La marche, un chemin vers l’autre

Si Léa apprécie les moments de solitude que lui offre la marche en pleine nature, pour les autres voyageurs, marcher permet de se rendre disponible aux autres. Mehdi, alias Debbraahworld sur les réseaux sociaux, en a fait son credo. Le trentenaire cumule environ 1,6 million d’abonnés depuis qu’il a relié Paris à Alger à pied en 2022 et prépare déjà son prochain challenge prévu le 5 octobre. Enthousiaste, joyeux et avide d’aventures, il partage ses longues marches en vidéo dans le but de lever des fonds pour plusieurs projets associatifs. «Mon premier voyage en 2015 a été mon préféré. J’ai dit à mes parents que j’allais chez un ami à Marseille. En réalité, j’ai marché depuis Paris.» 

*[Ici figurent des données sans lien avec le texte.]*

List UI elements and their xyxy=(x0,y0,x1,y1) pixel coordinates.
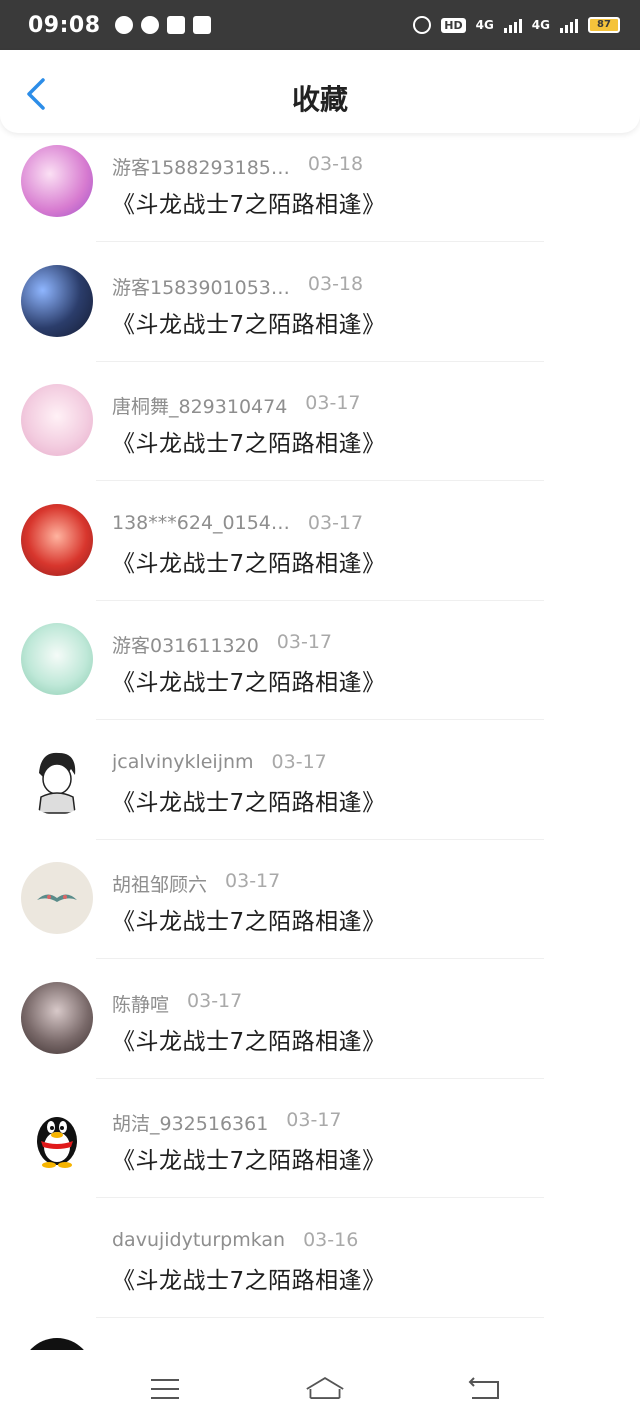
penguin-icon xyxy=(37,1117,77,1168)
mustache-icon xyxy=(37,894,77,902)
divider xyxy=(96,838,544,840)
list-item[interactable]: 胡祖邹顾六 03-17 《斗龙战士7之陌路相逢》 xyxy=(0,850,640,970)
avatar[interactable] xyxy=(21,862,93,934)
status-bar: 09:08 HD 4G 4G 87 xyxy=(0,0,640,50)
username: 游客1583901053… xyxy=(112,276,290,299)
username: 胡洁_932516361 xyxy=(112,1113,269,1135)
username: 胡祖邹顾六 xyxy=(112,874,208,896)
signal-icon-2 xyxy=(560,17,578,33)
list-item[interactable]: davujidyturpmkan 03-16 《斗龙战士7之陌路相逢》 xyxy=(0,1209,640,1329)
date: 03-17 xyxy=(307,511,364,534)
avatar[interactable] xyxy=(21,742,93,815)
date: 03-17 xyxy=(305,392,361,414)
username: 唐桐舞_829310474 xyxy=(112,396,288,418)
map-app-icon xyxy=(192,16,211,34)
status-time: 09:08 xyxy=(28,12,101,38)
date: 03-18 xyxy=(307,272,364,295)
list-item[interactable]: 陈静喧 03-17 《斗龙战士7之陌路相逢》 xyxy=(0,970,640,1090)
date: 03-17 xyxy=(271,750,327,773)
date: 03-16 xyxy=(303,1228,359,1251)
back-nav-button[interactable] xyxy=(465,1369,505,1409)
username: 138***624_0154… xyxy=(112,511,290,534)
list-item[interactable]: 唐桐舞_829310474 03-17 《斗龙战士7之陌路相逢》 xyxy=(0,372,640,492)
list-item[interactable] xyxy=(0,1328,640,1350)
divider xyxy=(96,241,544,242)
book-title: 《斗龙战士7之陌路相逢》 xyxy=(112,192,386,218)
avatar[interactable] xyxy=(21,981,93,1054)
hd-badge: HD xyxy=(441,17,466,33)
divider xyxy=(96,1316,544,1318)
username: davujidyturpmkan xyxy=(112,1228,286,1251)
username: 游客1588293185… xyxy=(112,157,290,179)
menu-button[interactable] xyxy=(145,1369,185,1409)
date: 03-17 xyxy=(187,989,243,1012)
boy-avatar-icon xyxy=(38,752,76,814)
avatar[interactable] xyxy=(21,623,93,695)
avatar[interactable] xyxy=(21,264,93,337)
divider xyxy=(96,480,544,481)
username: 陈静喧 xyxy=(112,993,170,1016)
avatar[interactable] xyxy=(21,1338,93,1350)
list-item[interactable]: 游客1583901053… 03-18 《斗龙战士7之陌路相逢》 xyxy=(0,253,640,373)
battery-icon: 87 xyxy=(588,17,620,33)
book-title: 《斗龙战士7之陌路相逢》 xyxy=(112,1267,386,1294)
menu-icon xyxy=(151,1378,179,1399)
avatar[interactable] xyxy=(21,384,93,456)
username: jcalvinykleijnm xyxy=(112,750,254,773)
date: 03-17 xyxy=(286,1109,342,1131)
list-item[interactable]: 游客1588293185… 03-18 《斗龙战士7之陌路相逢》 xyxy=(0,133,640,253)
date: 03-17 xyxy=(225,870,281,892)
date: 03-18 xyxy=(307,153,364,175)
return-icon xyxy=(468,1376,499,1399)
list-item[interactable]: 游客031611320 03-17 《斗龙战士7之陌路相逢》 xyxy=(0,611,640,731)
home-icon xyxy=(306,1376,344,1399)
divider xyxy=(96,719,544,720)
list-item[interactable]: 138***624_0154… 03-17 《斗龙战士7之陌路相逢》 xyxy=(0,492,640,612)
list-item[interactable]: 胡洁_932516361 03-17 《斗龙战士7之陌路相逢》 xyxy=(0,1089,640,1209)
avatar[interactable] xyxy=(21,1220,93,1293)
book-title: 《斗龙战士7之陌路相逢》 xyxy=(112,550,386,577)
divider xyxy=(96,1197,544,1198)
username: 游客031611320 xyxy=(112,635,259,657)
divider xyxy=(96,599,544,601)
book-title: 《斗龙战士7之陌路相逢》 xyxy=(112,789,386,816)
favorites-list: 游客1588293185… 03-18 《斗龙战士7之陌路相逢》 游客158390… xyxy=(0,133,640,1350)
divider xyxy=(96,360,544,362)
header: 收藏 xyxy=(0,50,640,133)
avatar[interactable] xyxy=(21,145,93,217)
music-app-icon xyxy=(114,16,133,34)
page-title: 收藏 xyxy=(291,83,348,116)
net-label-1: 4G xyxy=(475,18,494,32)
divider xyxy=(96,958,544,959)
signal-icon xyxy=(503,17,522,33)
alarm-icon xyxy=(413,16,432,34)
book-title: 《斗龙战士7之陌路相逢》 xyxy=(112,909,386,935)
avatar[interactable] xyxy=(21,503,93,576)
book-title: 《斗龙战士7之陌路相逢》 xyxy=(112,431,386,457)
divider xyxy=(96,1077,544,1079)
home-button[interactable] xyxy=(305,1369,345,1409)
system-nav-bar xyxy=(0,1350,640,1427)
book-title: 《斗龙战士7之陌路相逢》 xyxy=(112,670,386,696)
net-label-2: 4G xyxy=(531,18,550,32)
avatar[interactable] xyxy=(21,1101,93,1173)
date: 03-17 xyxy=(276,631,333,653)
book-title: 《斗龙战士7之陌路相逢》 xyxy=(112,1028,386,1055)
notification-icons xyxy=(114,16,211,34)
book-title: 《斗龙战士7之陌路相逢》 xyxy=(112,1148,386,1174)
list-item[interactable]: jcalvinykleijnm 03-17 《斗龙战士7之陌路相逢》 xyxy=(0,731,640,851)
store-app-icon xyxy=(166,16,185,34)
status-right: HD 4G 4G 87 xyxy=(413,16,620,34)
book-title: 《斗龙战士7之陌路相逢》 xyxy=(112,311,386,338)
chat-app-icon xyxy=(140,16,159,34)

Dix-sept jours plus tard, il s’écroule en larmes devant le panneau de la cité phocéenne. «J’ai ressenti une libération. Quand tu dis « j’ai marché jusqu’à Marseille », ça change ton regard sur toi-même.» Mais aussi sur les autres. Depuis, Mehdi a parcouru plus de 17.000 kilomètres vers Venise, Lisbonne ou Alger. Et au-delà de la performance, il retient surtout les visages qu’il a croisés. «J’ai découvert l’hospitalité des gens qui ne venaient pas du même environnement que moi. À deux reprises, des femmes m’ont ouvert leur porte pour dormir. Elles m’ont fait confiance», se souvient-il, touché. S’il a connu des mésaventures, comme une nuit obscure passée auprès d’une secte à Saint-Sébastien, il n’en garde pas d’amertume. «La marche m’a appris à faire le deuil de mes émotions. » Aujourd’hui, il continue d’avancer, toujours avec cette certitude : «Il y a plus de gens bien que de gens mauvais.»

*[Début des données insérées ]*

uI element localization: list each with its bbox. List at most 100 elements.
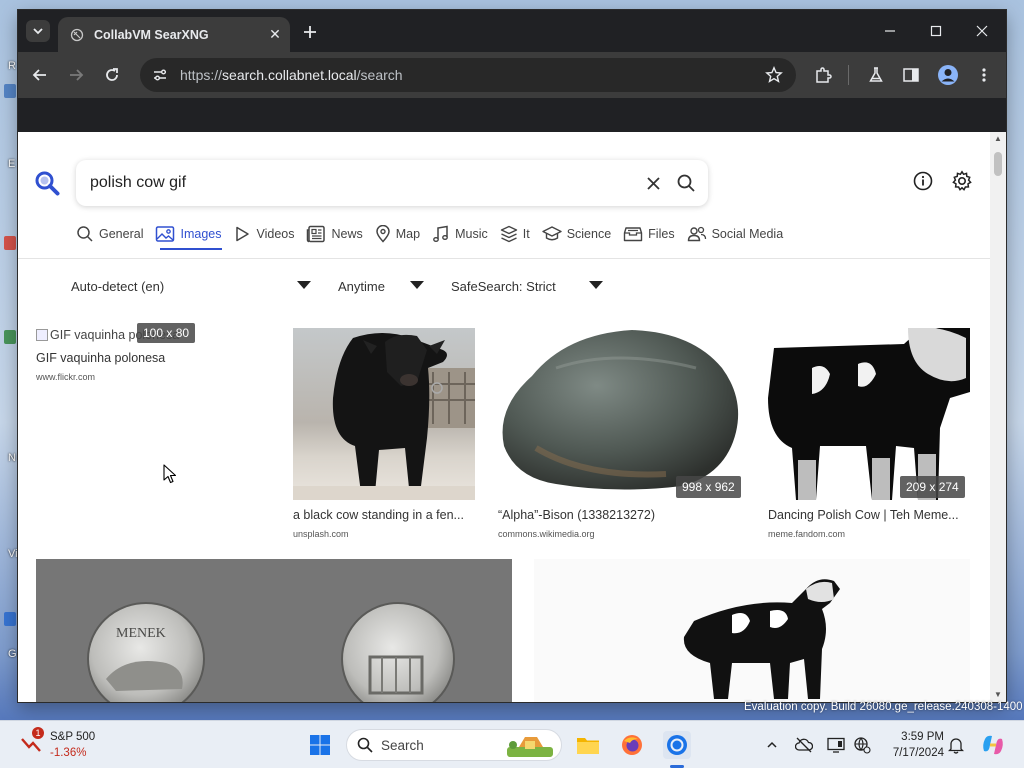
language-select-value: Auto-detect (en) (71, 278, 165, 294)
address-bar[interactable]: https://search.collabnet.local/search (140, 58, 796, 92)
show-hidden-icons-button[interactable] (762, 735, 782, 755)
tab-files[interactable]: Files (623, 222, 675, 246)
safesearch-select[interactable]: SafeSearch: Strict (451, 276, 556, 296)
tab-label: General (99, 227, 144, 241)
display-button[interactable] (826, 735, 846, 755)
search-submit-button[interactable] (674, 171, 698, 195)
clear-search-button[interactable] (642, 172, 664, 194)
page-scrollbar[interactable]: ▲ ▼ (990, 132, 1006, 702)
site-settings-icon[interactable] (150, 65, 170, 85)
toolbar-separator (848, 65, 849, 85)
mouse-cursor-icon (163, 464, 177, 484)
scroll-down-arrow-icon[interactable]: ▼ (994, 690, 1002, 699)
firefox-button[interactable] (618, 731, 646, 759)
language-dropdown-arrow-icon[interactable] (297, 281, 311, 289)
info-button[interactable] (912, 170, 934, 192)
onedrive-button[interactable] (794, 735, 814, 755)
tab-music[interactable]: Music (432, 222, 488, 246)
result-thumbnail[interactable] (768, 328, 970, 500)
result-title[interactable]: GIF vaquinha polonesa (36, 351, 236, 365)
close-tab-icon[interactable]: ✕ (264, 24, 286, 46)
image-result[interactable] (534, 559, 970, 702)
scrollbar-thumb[interactable] (994, 152, 1002, 176)
close-window-button[interactable] (962, 18, 1002, 44)
play-icon (236, 226, 250, 242)
result-title[interactable]: “Alpha”-Bison (1338213272) (498, 508, 744, 522)
search-input[interactable] (90, 172, 610, 194)
tab-map[interactable]: Map (375, 222, 420, 246)
system-clock[interactable]: 3:59 PM 7/17/2024 (880, 729, 944, 761)
stock-alert-badge: 1 (32, 727, 44, 739)
safesearch-dropdown-arrow-icon[interactable] (589, 281, 603, 289)
tab-science[interactable]: Science (541, 222, 612, 246)
result-title[interactable]: Dancing Polish Cow | Teh Meme... (768, 508, 970, 522)
searxng-page: General Images Videos News Map Music (18, 132, 1006, 702)
chrome-taskbar-button[interactable] (663, 731, 691, 759)
image-dimensions-badge: 209 x 274 (900, 476, 965, 498)
preferences-button[interactable] (950, 169, 974, 193)
desktop-icon-label: G (8, 648, 17, 660)
notifications-button[interactable] (946, 735, 966, 755)
desktop-icon-fragment[interactable] (4, 330, 16, 344)
desktop-icon-fragment[interactable] (4, 84, 16, 98)
profile-button[interactable] (935, 62, 961, 88)
image-result[interactable]: MENEK (36, 559, 512, 702)
scroll-up-arrow-icon[interactable]: ▲ (994, 134, 1002, 143)
maximize-button[interactable] (916, 18, 956, 44)
map-pin-icon (375, 225, 390, 243)
stock-widget[interactable]: 1 S&P 500 -1.36% (20, 727, 120, 761)
copilot-button[interactable] (980, 732, 1006, 758)
tab-search-button[interactable] (26, 20, 50, 42)
taskbar: 1 S&P 500 -1.36% Search 3:59 PM 7/17/202… (0, 720, 1024, 768)
file-explorer-button[interactable] (574, 731, 602, 759)
tab-images[interactable]: Images (155, 222, 221, 246)
new-tab-button[interactable] (298, 21, 322, 43)
clock-time: 3:59 PM (901, 731, 944, 743)
desktop-icon-fragment[interactable] (4, 612, 16, 626)
result-thumbnail[interactable]: MENEK (36, 559, 512, 702)
desktop-icon-fragment[interactable] (4, 236, 16, 250)
side-panel-button[interactable] (898, 62, 924, 88)
reload-button[interactable] (99, 62, 125, 88)
cloud-offline-icon (795, 737, 813, 753)
tab-it[interactable]: It (500, 222, 530, 246)
language-select[interactable]: Auto-detect (en) (71, 276, 164, 296)
file-tray-icon (623, 227, 643, 242)
alpha-bison-image (502, 330, 739, 490)
network-button[interactable] (852, 735, 872, 755)
tab-social-media[interactable]: Social Media (687, 222, 783, 246)
time-range-dropdown-arrow-icon[interactable] (410, 281, 424, 289)
labs-button[interactable] (863, 62, 889, 88)
tab-general[interactable]: General (76, 222, 143, 246)
minimize-button[interactable] (870, 18, 910, 44)
taskbar-search-box[interactable]: Search (346, 729, 562, 761)
extensions-button[interactable] (810, 62, 836, 88)
coin-legend-text: MENEK (116, 626, 166, 641)
back-button[interactable] (27, 62, 53, 88)
time-range-select[interactable]: Anytime (338, 276, 385, 296)
browser-menu-button[interactable] (971, 62, 997, 88)
profile-avatar-icon (938, 65, 958, 85)
bookmark-star-icon[interactable] (764, 65, 784, 85)
image-result[interactable]: GIF vaquinha polonesa 100 x 80 GIF vaqui… (36, 323, 256, 386)
forward-button[interactable] (63, 62, 89, 88)
search-highlight-illustration-icon (507, 737, 553, 757)
bookmarks-bar-area (18, 98, 1006, 132)
image-result[interactable]: 998 x 962 “Alpha”-Bison (1338213272) com… (496, 328, 746, 544)
image-result[interactable]: a black cow standing in a fen... unsplas… (293, 328, 475, 544)
result-title[interactable]: a black cow standing in a fen... (293, 508, 475, 522)
start-button[interactable] (306, 731, 334, 759)
result-host: unsplash.com (293, 529, 349, 539)
browser-tab-active[interactable]: CollabVM SearXNG ✕ (58, 17, 290, 52)
result-thumbnail[interactable] (496, 328, 746, 500)
searxng-logo-icon[interactable] (34, 170, 60, 196)
url-text[interactable]: https://search.collabnet.local/search (180, 67, 403, 83)
plus-icon (304, 26, 316, 38)
image-result[interactable]: 209 x 274 Dancing Polish Cow | Teh Meme.… (768, 328, 970, 544)
tab-news[interactable]: News (306, 222, 363, 246)
result-thumbnail[interactable] (293, 328, 475, 500)
result-thumbnail[interactable] (534, 559, 970, 702)
active-tab-underline (160, 248, 222, 250)
tab-label: Science (566, 227, 612, 241)
tab-videos[interactable]: Videos (233, 222, 294, 246)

«Tu peux enchaîner des heures de refus, mais il suffit d’une personne qui te fait confiance pour retrouver une énergie incroyable», confirme Alexandre. À Montluçon, le jeune homme et son ami ont fait face au frein social. «Mon cœur vous dit oui mais ma tête vous dit non», leur a avoué une dame alors qu’ils cherchaient un hébergement. Plus tard sur la route, «un homme nous a interpellés alors qu’on faisait du stop. Il nous a tendu un bouquet de roses en nous disant “voilà, maintenant les gens vont s’arrêter”», raconte le journaliste. «On a fini par boire un verre chez lui. On lui a prêté une oreille attentive. Les gens se livrent plus facilement aux inconnus.»

De leurs pas, ces jeunes voyageurs tracent un autre rapport au voyage : moins consumériste, plus humain, plus attentif. «Les plus grandes aventures peuvent commencer au pas de notre porte, sourit Astrid. Il suffit de se lancer.»